SDSU Press: It was sort of like reading and writing. It became its own beast, basically.


Dr. Cole:  That's nice, what you just said.  Yes, reading and writing were interwoven.


SDSU Press: That's beautiful. Speaking of writing, this book — as far as I've seen from the manuscript — was written in a sort of anthology format. You had the title, and then you had the paragraph, and after you flip to the next page, it'd be a new memoir. A new memory, so to speak. Is there a reason you chose to write in this format? Is that what you're just comfortable with? Tell me about that. 


Dr. Cole: The book is really a series of mini-chapters, and that's the way it happened. I would have a moment of meditation, or a sort of burst of light, and then it would be over, and it would be written. And then later, there would be another burst, and I would write it, and it would be over. Because that's the way the bursts of light came to me, that's the way the meditations came to me, that's the way I presented them in the book. The book is a series of reflections on a process that I think is universal, which has to do with trying to understand how language first comes to us as humans– and how language may come to non-human animals as well.  The  different mini-chapters are different lenses for looking at the same subject.

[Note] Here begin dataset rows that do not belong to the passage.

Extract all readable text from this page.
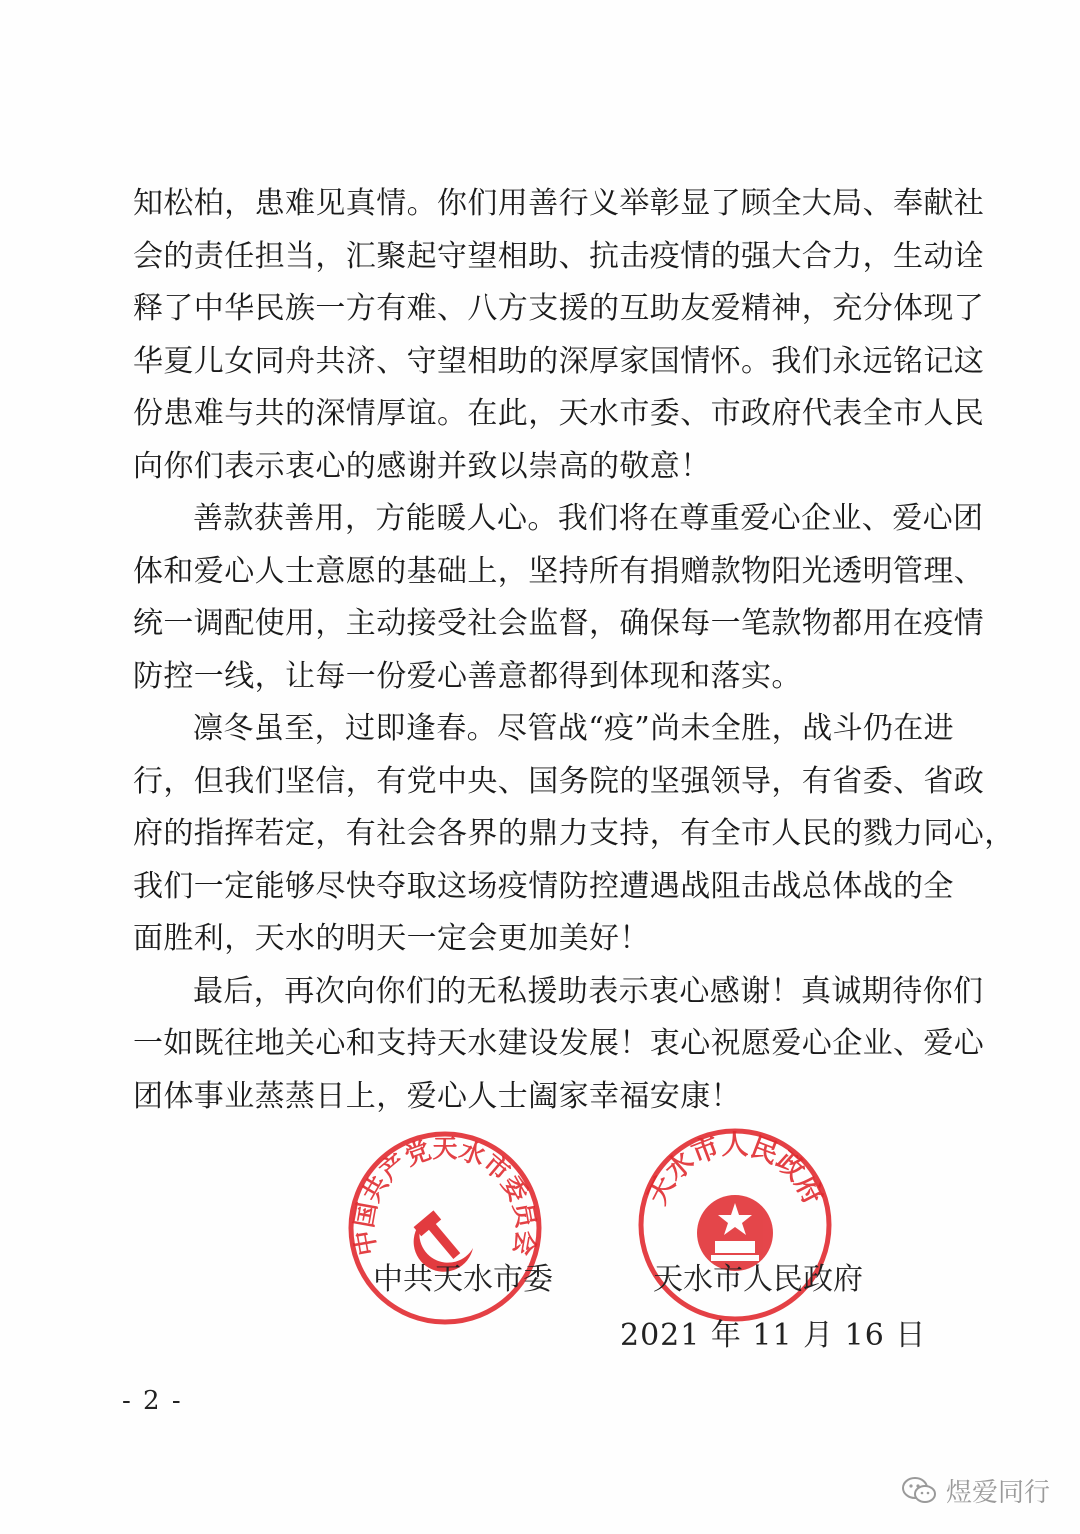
知松柏，患难见真情。你们用善行义举彰显了顾全大局、奉献社
会的责任担当，汇聚起守望相助、抗击疫情的强大合力，生动诠
释了中华民族一方有难、八方支援的互助友爱精神，充分体现了
华夏儿女同舟共济、守望相助的深厚家国情怀。我们永远铭记这
份患难与共的深情厚谊。在此，天水市委、市政府代表全市人民
向你们表示衷心的感谢并致以崇高的敬意！
善款获善用，方能暖人心。我们将在尊重爱心企业、爱心团
体和爱心人士意愿的基础上，坚持所有捐赠款物阳光透明管理、
统一调配使用，主动接受社会监督，确保每一笔款物都用在疫情
防控一线，让每一份爱心善意都得到体现和落实。
凛冬虽至，过即逢春。尽管战“疫”尚未全胜，战斗仍在进
行，但我们坚信，有党中央、国务院的坚强领导，有省委、省政
府的指挥若定，有社会各界的鼎力支持，有全市人民的戮力同心，
我们一定能够尽快夺取这场疫情防控遭遇战阻击战总体战的全
面胜利，天水的明天一定会更加美好！
最后，再次向你们的无私援助表示衷心感谢！真诚期待你们
一如既往地关心和支持天水建设发展！衷心祝愿爱心企业、爱心
团体事业蒸蒸日上，爱心人士阖家幸福安康！
中国共产党天水市委员会
天水市人民政府
中共天水市委	天水市人民政府
2021 年 11 月 16 日
- 2 -
煜爱同行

SDSU Press: Like a kaleidoscope.


Dr. Cole: Yes! Exactly. So they had to be separate.


SDSU Press: I think it's a wonderful way. I think it really is reminiscent of what looking back in your childhood feels like: these little moments you remember very vividly, but you have no context for, almost.

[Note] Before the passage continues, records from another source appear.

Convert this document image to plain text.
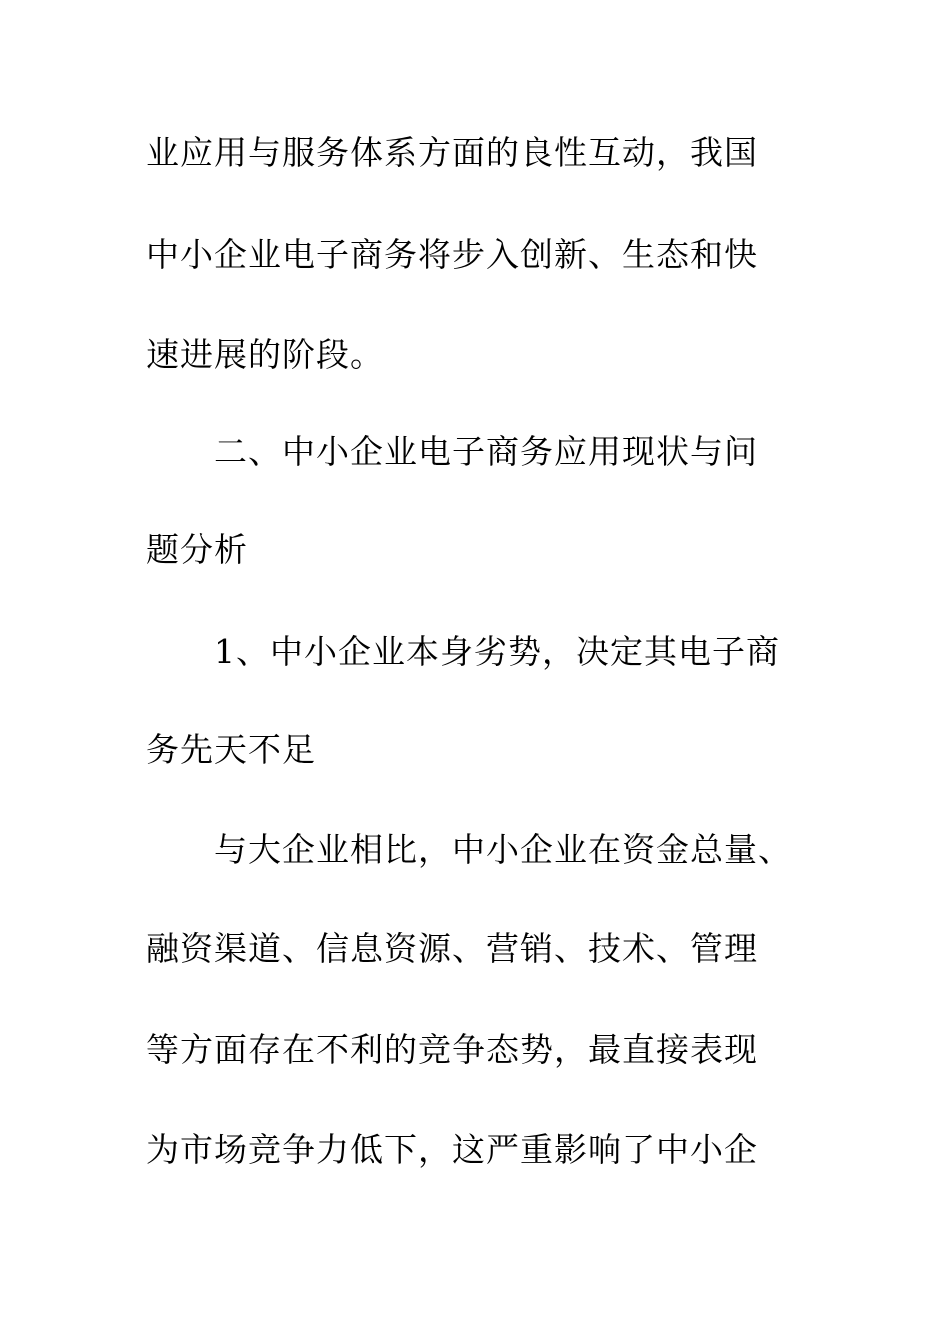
业应用与服务体系方面的良性互动，我国
中小企业电子商务将步入创新、生态和快
速进展的阶段。
二、中小企业电子商务应用现状与问
题分析
1、中小企业本身劣势，决定其电子商
务先天不足
与大企业相比，中小企业在资金总量、
融资渠道、信息资源、营销、技术、管理
等方面存在不利的竞争态势，最直接表现
为市场竞争力低下，这严重影响了中小企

Dr. Cole: I would like to have what you just said be a part of what we're doing. I love that! I hadn't thought about that, but it is like what happens to us in childhood. That's great.

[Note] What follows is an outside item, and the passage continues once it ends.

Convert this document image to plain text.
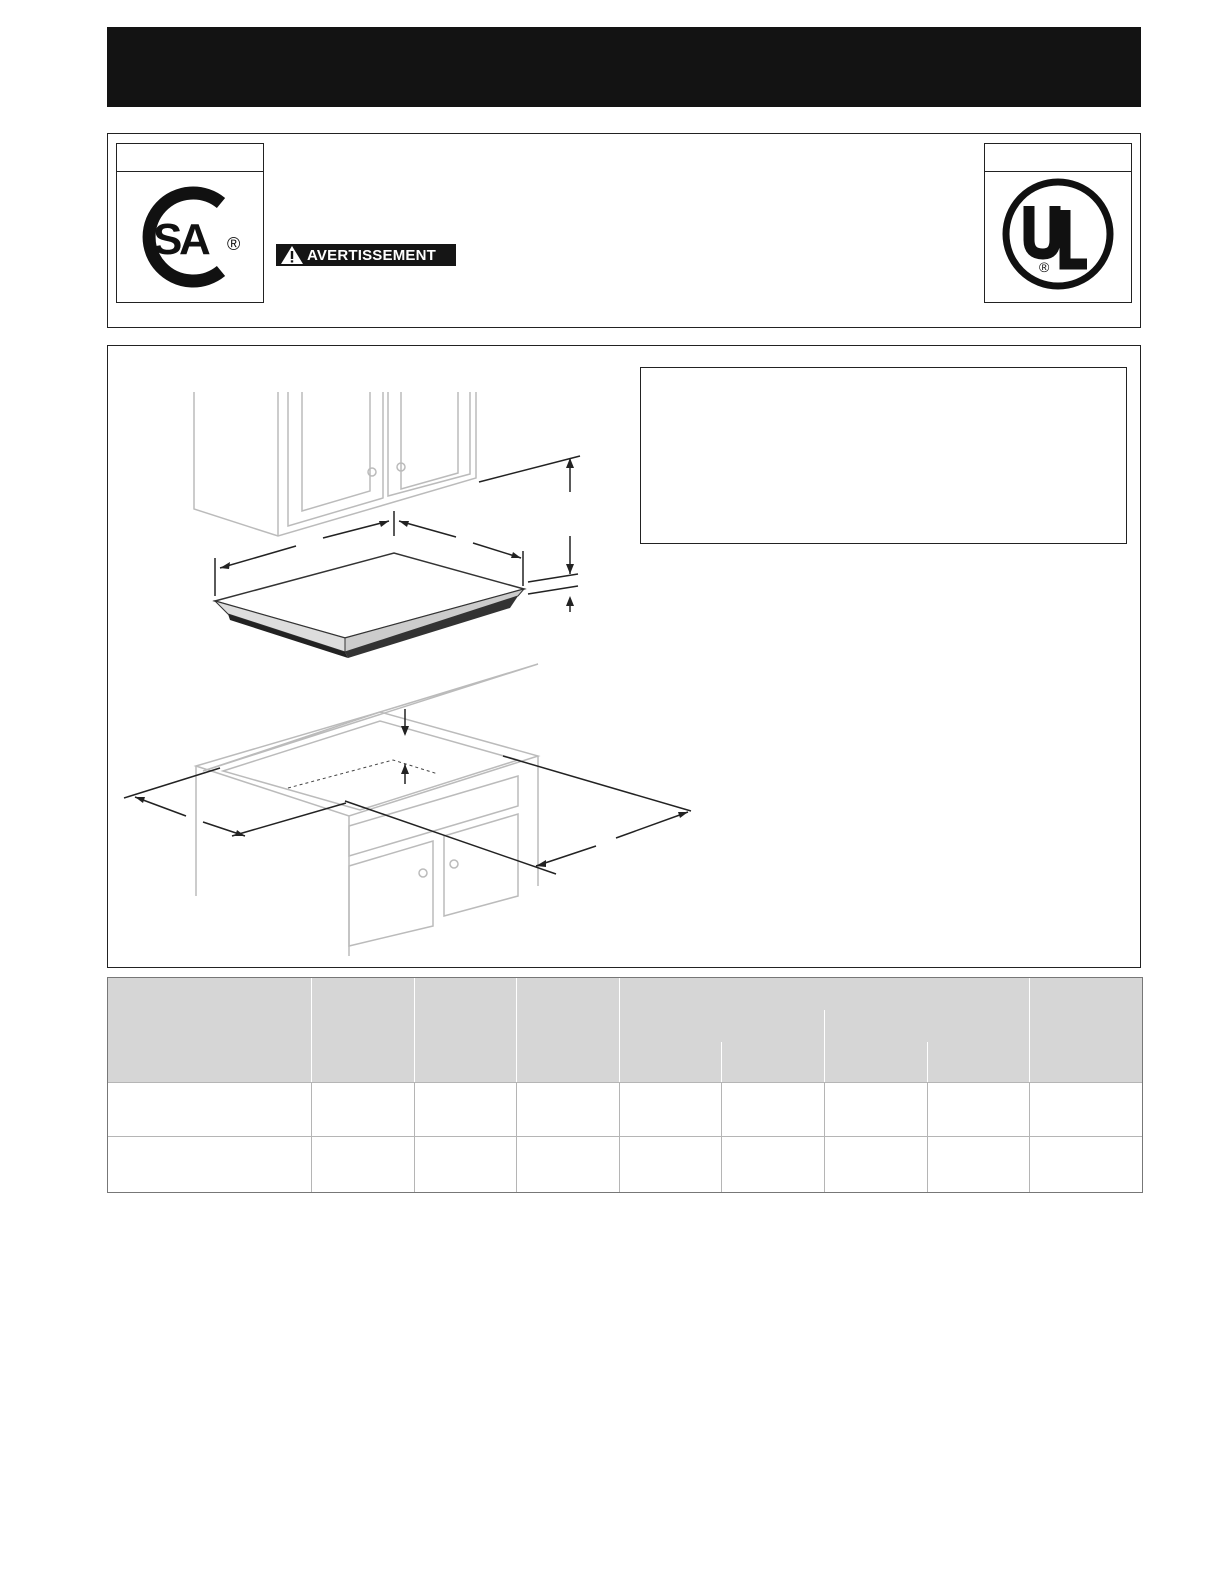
S
A ®
AVERTISSEMENT
®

SDSU Press: Is there anything else you want to say or touch upon? Any closing remarks?


Dr. Cole: I think those are wonderful, wonderful questions.  I would like to add that the job of a baby is to learn. To learn about a new world, a new place outside the womb. In They Made a List: A Memoir Beyond Memory, of course I cannot remember what it was like to be 18 months old. 


I do think that the book would appeal to anyone interested in the relation of parents and children, the problematic nature of human communication, the development of voice and selfhood. And I think it would be of interest to anyone who has helped or watched a child find a way to language or, as a child, been helped toward language – that is, to any of us.